Harry le dévisagea, ressentant la même chose que lorsque Voldemort l'avait interrogé sur ses résultats aux examens de fin d'année. « Pourquoi tu t'en soucies ? Je veux dire, en quoi cela t'importe-t-il que j'étudie, que je lise et que je m'améliore ? » Il ne put retenir le mépris de son ton sur ces derniers mots, mais Voldemort se contenta de le regarder avec des yeux rouges sans sourciller, n'envoyant même pas un soupçon de brûlure à travers la cicatrice de Harry. « Me reposer, oui, je peux le comprendre. Tu veux que mon corps soit en bonne santé pour continuer à contenir le Horcruxe. Mais le reste ? »
« Tu es mon consort. »
« C'est une excuse commode pour garder ton Horcruxe à proximité. »
« Non. Ce n'est pas le cas. » Voldemort se rapprocha de lui, de façon écrasante, comme il l'avait fait lorsque Harry s'était réveillé dans son lit après l'attaque de Malefoy. « C'est vrai. § Je t'ai déjà dit que je voulais ta défiance apprivoisée. Cela reste vrai. Ne laisse pas tes journées se dérouler à la dérive, Harry Potter-Jedusor. § Vis. »

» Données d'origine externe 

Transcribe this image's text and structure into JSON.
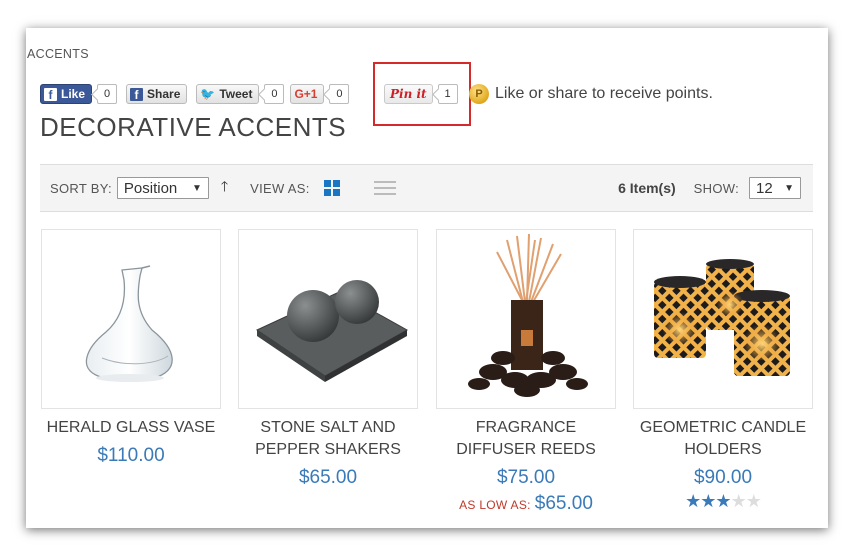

« Je ne sais pas comment faire ! »
Les mots s'échappèrent de la gorge de Harry qui cligna des yeux. Voldemort se détendit un peu, un léger sourire se dessinant sur les bords de sa bouche comme Nagini autour d'une chaise. « Et c'est toi, qui es le garçon qui a survécu », dit-il d'un ton doux et moqueur. « Eh bien, nous allons commencer par les runes. »
« Attends un peu. Tu m'apprends ? »
« Pourquoi pas ? »
« Tu es occupé à diriger un empire. A comploter la ruine de tout ce qui est bon et vrai dans le monde. A tuer des nés-moldus. »
Les yeux de Voldemort s'illuminèrent pendant une seconde et Harry détourna le regard. Mais la voix de Voldemort n'avait acquis qu'une légère dureté lorsqu'il dit : « La guerre ne me prend plus autant de temps maintenant que nous avons le traité. Je peux faire des plans à plus long terme. »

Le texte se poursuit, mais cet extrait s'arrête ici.